Die Vorwürfe an Deutschland sind nicht neu, Trump hatte sie auch schon im Wahlkampf mehrfach geäußert. Aber in direkter Reaktion auf Merkels Rede bekamen sie eine neue Brisanz.

"The Germans are very bad"

Tage zuvor hatte sich Trump in Brüssel abfällig über die Deutschen geäußert: "The Germans are bad, very bad." Und weiter: "Schauen Sie sich die Millionen von Autos an, die sie in den USA verkaufen. Fürchterlich. Wir werden das stoppen." Dabei werden sie zum Großteil in den USA gebaut.

Doch auch Merkel gibt nicht klein bei.
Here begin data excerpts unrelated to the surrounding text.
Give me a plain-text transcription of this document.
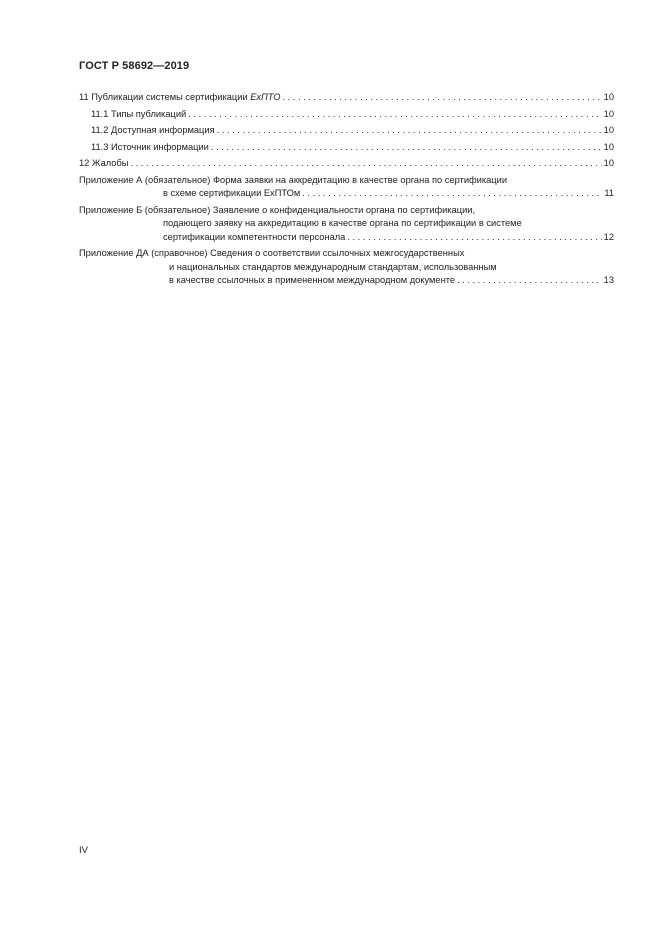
ГОСТ Р 58692—2019
11 Публикации системы сертификации ЕхПТО . . .	10
11.1 Типы публикаций . . .	10
11.2 Доступная информация . . .	10
11.3 Источник информации . . .	10
12 Жалобы . . .	10
Приложение А (обязательное) Форма заявки на аккредитацию в качестве органа по сертификации
в схеме сертификации ExПТОм . . .	11
Приложение Б (обязательное) Заявление о конфиденциальности органа по сертификации,
подающего заявку на аккредитацию в качестве органа по сертификации в системе
сертификации компетентности персонала . . .	12
Приложение ДА (справочное) Сведения о соответствии ссылочных межгосударственных
и национальных стандартов международным стандартам, использованным
в качестве ссылочных в примененном международном документе . . .	13
IV
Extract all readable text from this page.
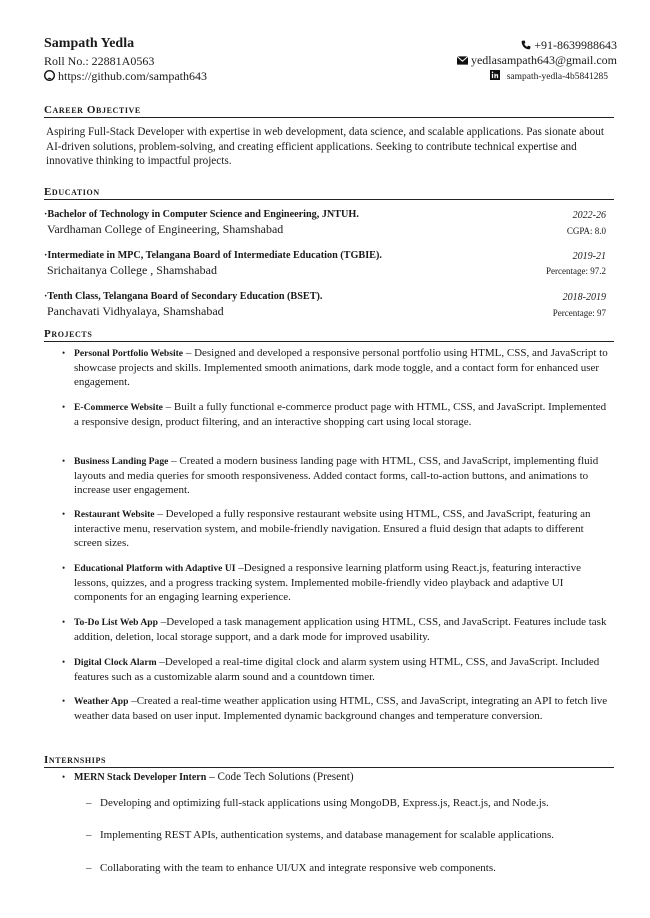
Sampath Yedla
Roll No.: 22881A0563
https://github.com/sampath643
+91-8639988643
yedlasampath643@gmail.com
sampath-yedla-4b5841285
Career Objective
Aspiring Full-Stack Developer with expertise in web development, data science, and scalable applications. Pas sionate about AI-driven solutions, problem-solving, and creating efficient applications. Seeking to contribute technical expertise and innovative thinking to impactful projects.
Education
·Bachelor of Technology in Computer Science and Engineering, JNTUH.	2022-26
Vardhaman College of Engineering, Shamshabad	CGPA: 8.0
·Intermediate in MPC, Telangana Board of Intermediate Education (TGBIE).	2019-21
Srichaitanya College , Shamshabad	Percentage: 97.2
·Tenth Class, Telangana Board of Secondary Education (BSET).	2018-2019
Panchavati Vidhyalaya, Shamshabad	Percentage: 97
Projects
• Personal Portfolio Website – Designed and developed a responsive personal portfolio using HTML, CSS, and JavaScript to showcase projects and skills. Implemented smooth animations, dark mode toggle, and a contact form for enhanced user engagement.
• E-Commerce Website – Built a fully functional e-commerce product page with HTML, CSS, and JavaScript. Implemented a responsive design, product filtering, and an interactive shopping cart using local storage.
• Business Landing Page – Created a modern business landing page with HTML, CSS, and JavaScript, implementing fluid layouts and media queries for smooth responsiveness. Added contact forms, call-to-action buttons, and animations to increase user engagement.
• Restaurant Website – Developed a fully responsive restaurant website using HTML, CSS, and JavaScript, featuring an interactive menu, reservation system, and mobile-friendly navigation. Ensured a fluid design that adapts to different screen sizes.
• Educational Platform with Adaptive UI –Designed a responsive learning platform using React.js, featuring interactive lessons, quizzes, and a progress tracking system. Implemented mobile-friendly video playback and adaptive UI components for an engaging learning experience.
• To-Do List Web App –Developed a task management application using HTML, CSS, and JavaScript. Features include task addition, deletion, local storage support, and a dark mode for improved usability.
• Digital Clock Alarm –Developed a real-time digital clock and alarm system using HTML, CSS, and JavaScript. Included features such as a customizable alarm sound and a countdown timer.
• Weather App –Created a real-time weather application using HTML, CSS, and JavaScript, integrating an API to fetch live weather data based on user input. Implemented dynamic background changes and temperature conversion.
Internships
• MERN Stack Developer Intern – Code Tech Solutions (Present)
– Developing and optimizing full-stack applications using MongoDB, Express.js, React.js, and Node.js.
– Implementing REST APIs, authentication systems, and database management for scalable applications.
– Collaborating with the team to enhance UI/UX and integrate responsive web components.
Zwar betont sie, dass das Treffen mit den Indern, bei dem verstärkte Kooperationen vereinbart wurden, "in keiner Weise gegen irgendwelche anderen Beziehungen gerichtet" sei; und schon gar nicht gegen die transatlantischen Beziehungen, "die historisch für uns von großer Wichtigkeit sind und auch in Zukunft bleiben werden". Aber sie wirbt noch einmal für eine größere Eigenständigkeit: "Europa muss ein Akteur sein, der sich auch einmischt international."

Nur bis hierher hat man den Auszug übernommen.